5. Taking Your Workout Too Far

Although aerobic exercise is great for strengthening muscles and decreasing joint pain, being too intense on your joints can cause a flare up.

Don’t push yourself to run if you feel your joints starting to ache.

Take it slow with some range-of-motion exercises or simple stretches, and listen to your body’s cues to determine if a brisk walk won’t cause you increased pain.

6. Packing On The Pounds

Being overweight puts extra stress on your heart and joints, and it can lead to regular arthritic flare ups.

Excessive weight can worsen your arthritis symptoms over time, and beginning a low-impact exercise program while eating an anti-inflammatory diet can help to prevent your joint health from worsening.

Rethink your dinner staples, too…

7. Your Diet Is Lacking Omega-3 Fatty Acids

A diet high in saturated fat and low in lean, protein can really affect the state of your joints.

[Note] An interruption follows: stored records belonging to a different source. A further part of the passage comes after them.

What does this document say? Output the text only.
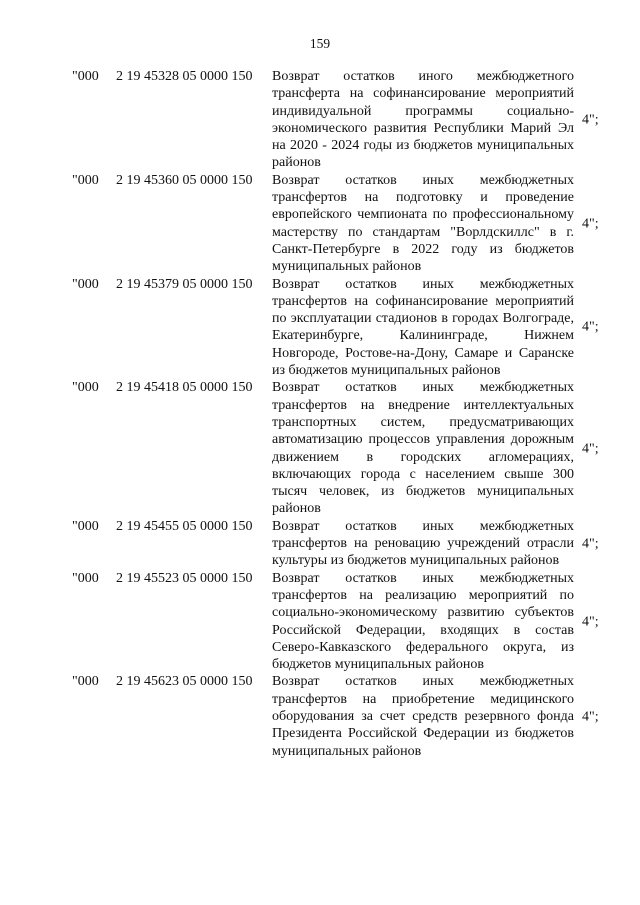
159
"000 2 19 45328 05 0000 150 Возврат остатков иного межбюджетного трансферта на софинансирование мероприятий индивидуальной программы социально-экономического развития Республики Марий Эл на 2020 - 2024 годы из бюджетов муниципальных районов
4";
"000 2 19 45360 05 0000 150 Возврат остатков иных межбюджетных трансфертов на подготовку и проведение европейского чемпионата по профессиональному мастерству по стандартам "Ворлдскиллс" в г. Санкт-Петербурге в 2022 году из бюджетов муниципальных районов
4";
"000 2 19 45379 05 0000 150 Возврат остатков иных межбюджетных трансфертов на софинансирование мероприятий по эксплуатации стадионов в городах Волгограде, Екатеринбурге, Калининграде, Нижнем Новгороде, Ростове-на-Дону, Самаре и Саранске из бюджетов муниципальных районов
4";
"000 2 19 45418 05 0000 150 Возврат остатков иных межбюджетных трансфертов на внедрение интеллектуальных транспортных систем, предусматривающих автоматизацию процессов управления дорожным движением в городских агломерациях, включающих города с населением свыше 300 тысяч человек, из бюджетов муниципальных районов
4";
"000 2 19 45455 05 0000 150 Возврат остатков иных межбюджетных трансфертов на реновацию учреждений отрасли культуры из бюджетов муниципальных районов
4";
"000 2 19 45523 05 0000 150 Возврат остатков иных межбюджетных трансфертов на реализацию мероприятий по социально-экономическому развитию субъектов Российской Федерации, входящих в состав Северо-Кавказского федерального округа, из бюджетов муниципальных районов
4";
"000 2 19 45623 05 0000 150 Возврат остатков иных межбюджетных трансфертов на приобретение медицинского оборудования за счет средств резервного фонда Президента Российской Федерации из бюджетов муниципальных районов
4";
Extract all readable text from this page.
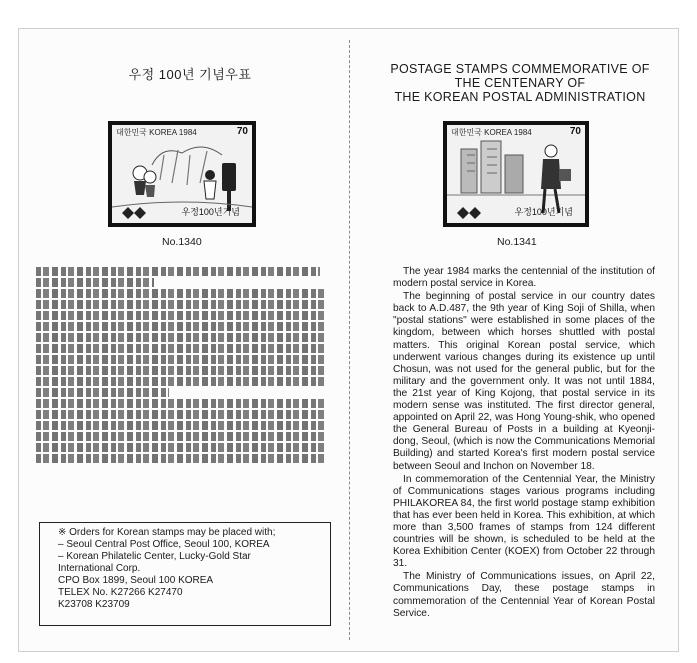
우정 100년 기념우표	POSTAGE STAMPS COMMEMORATIVE OF
THE CENTENARY OF
THE KOREAN POSTAL ADMINISTRATION
대한민국 KOREA 1984	70
우정100년기념
No.1340
대한민국 KOREA 1984	70
우정100년기념
No.1341
※ Orders for Korean stamps may be placed with;
– Seoul Central Post Office, Seoul 100, KOREA
– Korean Philatelic Center, Lucky-Gold Star
International Corp.
CPO Box 1899, Seoul 100 KOREA
TELEX No. K27266 K27470
K23708 K23709

The year 1984 marks the centennial of the institution of modern postal service in Korea.

The beginning of postal service in our country dates back to A.D.487, the 9th year of King Soji of Shilla, when "postal stations" were established in some places of the kingdom, between which horses shuttled with postal matters. This original Korean postal service, which underwent various changes during its existence up until Chosun, was not used for the general public, but for the military and the government only. It was not until 1884, the 21st year of King Kojong, that postal service in its modern sense was instituted. The first director general, appointed on April 22, was Hong Young-shik, who opened the General Bureau of Posts in a building at Kyeonji-dong, Seoul, (which is now the Communications Memorial Building) and started Korea's first modern postal service between Seoul and Inchon on November 18.

In commemoration of the Centennial Year, the Ministry of Communications stages various programs including PHILAKOREA 84, the first world postage stamp exhibition that has ever been held in Korea. This exhibition, at which more than 3,500 frames of stamps from 124 different countries will be shown, is scheduled to be held at the Korea Exhibition Center (KOEX) from October 22 through 31.

The Ministry of Communications issues, on April 22, Communications Day, these postage stamps in commemoration of the Centennial Year of Korean Postal Service.
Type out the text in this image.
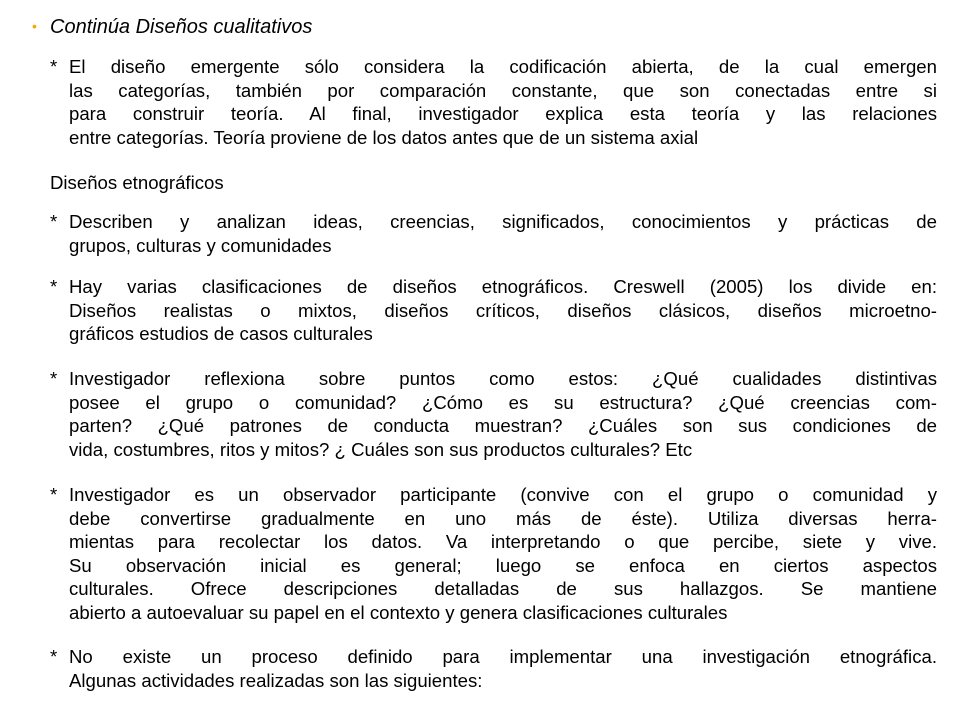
• Continúa Diseños cualitativos
* El diseño emergente sólo considera la codificación abierta, de la cual emergen
las categorías, también por comparación constante, que son conectadas entre si
para construir teoría. Al final, investigador explica esta teoría y las relaciones
entre categorías. Teoría proviene de los datos antes que de un sistema axial
Diseños etnográficos
* Describen y analizan ideas, creencias, significados, conocimientos y prácticas de
grupos, culturas y comunidades
* Hay varias clasificaciones de diseños etnográficos. Creswell (2005) los divide en:
Diseños realistas o mixtos, diseños críticos, diseños clásicos, diseños microetno-
gráficos estudios de casos culturales
* Investigador reflexiona sobre puntos como estos: ¿Qué cualidades distintivas
posee el grupo o comunidad? ¿Cómo es su estructura? ¿Qué creencias com-
parten? ¿Qué patrones de conducta muestran? ¿Cuáles son sus condiciones de
vida, costumbres, ritos y mitos? ¿ Cuáles son sus productos culturales? Etc
* Investigador es un observador participante (convive con el grupo o comunidad y
debe convertirse gradualmente en uno más de éste). Utiliza diversas herra-
mientas para recolectar los datos. Va interpretando o que percibe, siete y vive.
Su observación inicial es general; luego se enfoca en ciertos aspectos
culturales. Ofrece descripciones detalladas de sus hallazgos. Se mantiene
abierto a autoevaluar su papel en el contexto y genera clasificaciones culturales
* No existe un proceso definido para implementar una investigación etnográfica.
Algunas actividades realizadas son las siguientes:
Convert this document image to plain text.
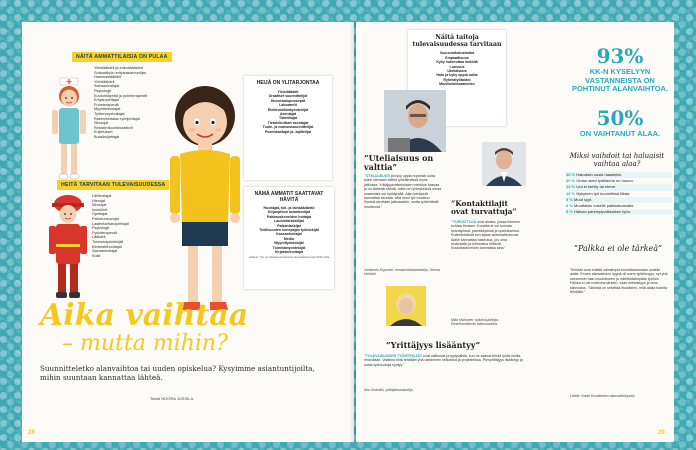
NÄITÄ AMMATTILAISIA ON PULAA
Yleislääkärit ja erikoislääkärit
Sosiaalityön erityisasiantuntijat
Hammaslääkärit
Yleislääkärit
Sairaanhoitajat
Psykologit
Koulunkäyntiä ja puheterapeutit
Erityisopettajat
Puheterapeutit
Myyntiedustajat
Työterveyshoitajat
Rakennustalan työnjohtajat
Siivoojat
Rekisterikoordinaattorit
Kuljetukset
Bussikuljettajat
HEITÄ TARVITAAN TULEVAISUUDESSA
Lähihoitajat
Hierojat
Siivoojat
Insinöörit
Opettajat
Palveluneuvojat
Lastentarhanopettajat
Psykologit
Fysioterapeutit
Lääkärit
Toimistotyöntekijät
Kiinteistöhuoltajat
Sairaanhoitajat
Kokit
HEIJÄ ON YLITARJONTAA
Yleislääkärit
Graafiset suunnittelijat
Huonekalupuusepät
Laborantit
Elektroniikkatyöntekijät
Asentajat
Toimittajat
Tietotekniikan asentajat
Tuote- ja mainossuunnittelijat
Postinkantajat ja -lajittelijat
NÄMÄ AMMATIT SAATTAVAT HÄVITÄ
Huoltajat, tuli- ja lainsäädäntö
Kirjanpidon asiantuntijat
Pakkauskoneiden hoitajat
Lauluntarkkailijat
Palkanlaskijat
Teollisuuden konepajan työntekijät
Kassanhoitajat
Media
Myyntityöntekijät
Toimistotyöntekijät
Kirjastonhoitajat
Lähteet: Työ- ja elinkeinoministeriön ammattibarometri 2016, Etla
28
Aika vaihtaa
– mutta mihin?
Suunnitteletko alanvaihtoa tai uuden opiskelua? Kysyimme asiantuntijoilta, mihin suuntaan kannattaa lähteä.
Teksti NOORA JUSSILA
Näitä taitoja tulevaisuudessa tarvitaan
Vuorovaikutustaidot
Empaattisuus
Kyky hahmottaa ilmiöitä
Luovuus
Uteliaisuus
Halu ja kyky oppia uutta
Ryhmätyötaidot
Monitoimiosaaminen
”Uteliaisuus on valttia”
”UTELIAISUUS ja kyky oppia nopeasti uutta tulee olemaan valttia työelämässä myös jatkossa. Yrittäjyysvalmiuksien merkitys kasvaa ja on tärkeää nähdä, miten eri yhteyksissä omaa osaamista voi hyödyntää. Alan kehitystä kannattaa seurata, sillä moni työ muuttuu. Ihmisiä tarvitaan jatkossakin, mutta työtehtävät muuttuvat.”
Johannes Koponen, ennakointiasiantuntija, Demos Helsinki
”Kontaktilajit ovat turvattuja”
”TURVATTUJA ovat aloista, joissa ihminen kohtaa ihmisen. Konetta ei voi korvata hoivatyössä, palvelutyössä ja opetuksessa. Rutiinitehtävät sen sijaan automatisoituvat. Alalle kannattaa hakeutua, jos oma motivaatio ja kiinnostus riittävät. Kouluttautuminen kannattaa aina.”
Mika Mahonen, tutkimusjohtaja, Elinkeinoelämän tutkimuslaitos
”Yrittäjyys lisääntyy”
”TULEVAISUUDEN TYÖNTEKIJÄT ovat valikoivia ja tyytyväisiä, kun he saavat tehdä työtä omilla ehdoillaan. Vaativia töitä tehdään yhä useammin keikoissa ja projekteissa. Pienyrittäjyys lisääntyy ja uusia työmuotoja syntyy.”
Anu Kivimäki, yrittäjäasiantuntija
93%
KK-N KYSELYYN VASTANNEISTA ON POHTINUT ALANVAIHTOA.
50%
ON VAIHTANUT ALAA.
Miksi vaihdoit tai haluaisit vaihtaa alaa?
36 % Haluaisin uusia haasteita.
30 % Oman alani työtilanne on huono.
14 % Ura ei kehity tai etene.
10 % Nykyinen työ kuormittaa liikaa.
9 % Muut syyt.
6 % Muuttaisin toiselle paikkakunnalle.
5 % Haluan parempipalkkaisen työn.
”Palkka ei ole tärkeä”
”Ihmiset ovat entistä valmiimpia kouluttautumaan uudelle alalle. Ennen alanvaihdon syynä oli usein työttömyys, nyt yhä useammin halu muutokseen ja mielekkäämpään työhön. Palkka ei ole motiivina tärkein, vaan mielekkyys ja oma kiinnostus. Tärkeää on selvittää etukäteen, mitä alalla todella tehdään.”
Lähde: Kodin Kuvalehden alanvaihtokysely
29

The two types of omega-3 fatty acids found in fish—docosahexaenoic acid and eicosapentaenoic acid—fight against inflammation and can calm the pain in your joints.

Enjoy salmon or tuna for dinner regularly to see a decrease in pain and inflammation.

8. Drinking Alcohol In Excess

Your favorite cocktail may be working against your arthritis treatment.

Alcohol, and arthritis medications such as methotrexate, put pressure on your liver. Drinking also reduces bone density.

This can increase your risk of a bone fracture, making alcohol a big factor in arthritis flare ups.

Drink in moderation to prevent increased joint pain.

9. Skimping On Necessary Sleep

Getting enough sleep every night is vital for the body to function properly.

Prioritizing sleep is especially important for those who suffer from arthritis, and forgoing the daily recommended eight hours could mean sore joints and the likelihood of eating unhealthy foods and skipping a workout.

The next habit will strengthen your relationship with your doctor—and your joints!

10. Communication Between You And Your Physician Is Crucial

Identifying early rheumatoid arthritis symptoms is crucial to prevent your condition from progressing.

Your doctor will be able to put you on a treatment plan that can ease any joint pain and prevent further joint damage.

Make an appointment with your doctor to discuss any new or worsening symptoms. Your physician can help you monitor your arthritis and take control of your aching joints!